There was no discussion in either the testimony or the report, nor during the Q&A, of what might happen when the Fed finally starts raising rates. Last year’s “taper tantrum” triggered a mini crisis in emerging market currencies, debt, and stocks. When the Fed starts hiking rates, that could happen again. Another worrisome development under this scenario would be massive withdrawals from corporate bond mutual funds, which have become a large “shadow bank.” That would be particularly troublesome since the corporate bond market has become increasingly illiquid since the Great Financial Crisis.

The biggest bubble of them all, of course, is in government debt around the world. All the more reason why the Fed and other central banks might be very hesitant to raise interest rates. They’ve been getting away with their NZIRPs (near-zero interest rate policies) because CPI inflation rates have remained surprisingly low. That might actually be attributable to ultra-easy money, which has financed too much excess capacity, particularly in China. However, there has certainly been lots of asset inflation (a.k.a. bubbles), and probably more to come.

In her prepared remarks, Yellen was a two-handed economist about the outlook for interest rates. If the labor market continues to improve faster than expected, “then increases in the federal funds rate target likely would occur sooner and be more rapid than currently envisioned.” On the other hand, if economic activity is disappointing, “then the future path of interest rates likely would be more accommodative than currently anticipated.”

During the Q&A, she clearly favored erring on the ultra-easy side of the street. “The Federal Reserve does need to be quite cautious with respect to monetary policy.” She warned about the “false dawns” that tricked Fed officials in recent years. Later, Yellen told lawmakers that “accommodative policy” would be necessary until the economic headwinds that have slowed the recovery are “completely gone.” She didn't explain how she will determine that to be the case.
(Based on an excerpt from YRI Morning Briefing)

Wednesday, July 16, 2014

The Fed: Monetary Policy Report
Yesterday, Fed Chair Janet Yellen presented the Fed’s semi-annual Monetary Policy Report to the Senate Banking Committee. While the accompanying testimonies of Fed chairs always make headlines, the report is rarely even read. Not so the latest one, which provided the following investment advice: “Equity valuations of smaller firms as well as social media and biotechnology firms appear to be stretched, with ratios of prices to forward earnings remaining high relative to historical norms.” In other words, sell them.

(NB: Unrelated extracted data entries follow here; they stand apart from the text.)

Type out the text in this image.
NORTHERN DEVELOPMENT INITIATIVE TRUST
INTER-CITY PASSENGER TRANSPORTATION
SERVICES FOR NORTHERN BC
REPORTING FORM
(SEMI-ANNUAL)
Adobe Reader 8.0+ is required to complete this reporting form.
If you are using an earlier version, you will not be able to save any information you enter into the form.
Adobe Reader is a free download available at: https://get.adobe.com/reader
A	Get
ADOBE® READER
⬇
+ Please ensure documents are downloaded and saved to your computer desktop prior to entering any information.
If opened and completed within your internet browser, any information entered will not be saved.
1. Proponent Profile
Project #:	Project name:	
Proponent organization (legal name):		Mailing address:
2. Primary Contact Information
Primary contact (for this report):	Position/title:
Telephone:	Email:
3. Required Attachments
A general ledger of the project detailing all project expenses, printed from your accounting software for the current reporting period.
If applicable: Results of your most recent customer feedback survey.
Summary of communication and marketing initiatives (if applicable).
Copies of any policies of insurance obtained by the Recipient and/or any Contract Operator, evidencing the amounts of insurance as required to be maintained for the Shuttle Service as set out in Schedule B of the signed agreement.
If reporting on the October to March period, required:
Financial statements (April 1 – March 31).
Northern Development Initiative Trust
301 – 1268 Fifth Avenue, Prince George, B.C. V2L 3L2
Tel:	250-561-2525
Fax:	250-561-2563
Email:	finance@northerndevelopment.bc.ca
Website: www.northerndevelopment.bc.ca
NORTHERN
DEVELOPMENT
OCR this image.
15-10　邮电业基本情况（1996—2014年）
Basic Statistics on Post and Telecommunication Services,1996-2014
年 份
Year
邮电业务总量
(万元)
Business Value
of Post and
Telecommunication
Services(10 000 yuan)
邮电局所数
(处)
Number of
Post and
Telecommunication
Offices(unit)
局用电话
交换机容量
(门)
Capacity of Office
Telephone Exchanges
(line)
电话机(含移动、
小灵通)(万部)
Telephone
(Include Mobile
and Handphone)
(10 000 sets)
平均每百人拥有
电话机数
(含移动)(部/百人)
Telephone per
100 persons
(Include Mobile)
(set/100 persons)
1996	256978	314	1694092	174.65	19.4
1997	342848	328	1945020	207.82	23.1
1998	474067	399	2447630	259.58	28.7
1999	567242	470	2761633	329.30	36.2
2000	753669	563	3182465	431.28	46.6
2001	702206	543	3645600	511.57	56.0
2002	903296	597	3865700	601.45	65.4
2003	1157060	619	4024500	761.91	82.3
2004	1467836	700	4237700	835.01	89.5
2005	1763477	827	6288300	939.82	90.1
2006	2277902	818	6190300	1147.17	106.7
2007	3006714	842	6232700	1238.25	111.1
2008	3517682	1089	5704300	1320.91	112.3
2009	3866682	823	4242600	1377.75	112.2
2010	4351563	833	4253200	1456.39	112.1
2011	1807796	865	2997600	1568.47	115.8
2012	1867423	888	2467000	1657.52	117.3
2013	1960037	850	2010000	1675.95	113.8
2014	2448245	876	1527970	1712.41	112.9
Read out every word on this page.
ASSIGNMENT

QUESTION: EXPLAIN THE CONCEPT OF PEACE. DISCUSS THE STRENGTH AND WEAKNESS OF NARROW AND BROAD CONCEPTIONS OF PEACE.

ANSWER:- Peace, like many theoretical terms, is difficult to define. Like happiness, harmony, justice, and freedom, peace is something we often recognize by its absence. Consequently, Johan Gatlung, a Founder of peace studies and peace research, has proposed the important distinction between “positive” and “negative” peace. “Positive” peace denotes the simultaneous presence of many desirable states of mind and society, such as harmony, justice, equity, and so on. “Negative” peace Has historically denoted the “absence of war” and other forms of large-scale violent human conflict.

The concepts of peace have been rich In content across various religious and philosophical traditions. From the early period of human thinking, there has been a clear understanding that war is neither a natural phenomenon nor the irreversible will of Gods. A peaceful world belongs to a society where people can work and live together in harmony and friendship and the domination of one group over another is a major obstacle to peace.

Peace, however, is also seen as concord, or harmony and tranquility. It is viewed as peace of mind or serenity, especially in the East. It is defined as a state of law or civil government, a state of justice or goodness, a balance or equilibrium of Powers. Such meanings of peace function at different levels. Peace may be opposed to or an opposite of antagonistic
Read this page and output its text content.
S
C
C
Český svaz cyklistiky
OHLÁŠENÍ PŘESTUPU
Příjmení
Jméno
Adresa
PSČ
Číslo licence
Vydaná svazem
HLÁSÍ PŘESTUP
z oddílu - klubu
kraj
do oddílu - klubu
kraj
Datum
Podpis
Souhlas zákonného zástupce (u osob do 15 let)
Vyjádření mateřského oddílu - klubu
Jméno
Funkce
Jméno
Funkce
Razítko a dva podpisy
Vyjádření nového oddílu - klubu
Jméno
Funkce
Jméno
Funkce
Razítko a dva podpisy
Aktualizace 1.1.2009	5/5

That unnerved stock investors despite the following reassurance in the report about the overall market: “However, valuation measures for the overall market in early July were generally at levels not far above their historical averages, suggesting that, in aggregate, investors are not excessively optimistic regarding equities.”

Yellen was also reassuringly dovish, stating: “Although the economy continues to improve, the recovery is not yet complete.” Despite all the recent strength in lots of labor market indicators, she claimed that “significant slack remains in labor markets.” She said that this is “corroborated by the continued slow pace of growth in most measures of hourly compensation.” In the past, she indicated that she would like to see wage inflation rise from 2% currently to 3%-4%.

The 7/21 issue of The New Yorker includes a lengthy article about Yellen that’s worth reading. It confirms that she is an impassioned liberal: “Yellen is notable not only for being the first female Fed chair but also for being the most liberal since Marriner Eccles, who held the job during the Roosevelt and Truman Administrations. Ordinarily, the Fed’s role is to engender a sense of calm in the eternally jittery financial markets, not to crusade against urban poverty.”

Yellen is from the Fed, and here “to help American families who are struggling in the aftermath of the Great Recession.” She and her husband, who leans far to the left, have published a series of papers on why labor markets don’t automatically work to maintain full employment. The government can do the job better: "I come from an intellectual tradition where public policy is important, it can make a positive contribution, it’s our social obligation to do this. We can help to make the world a better place.”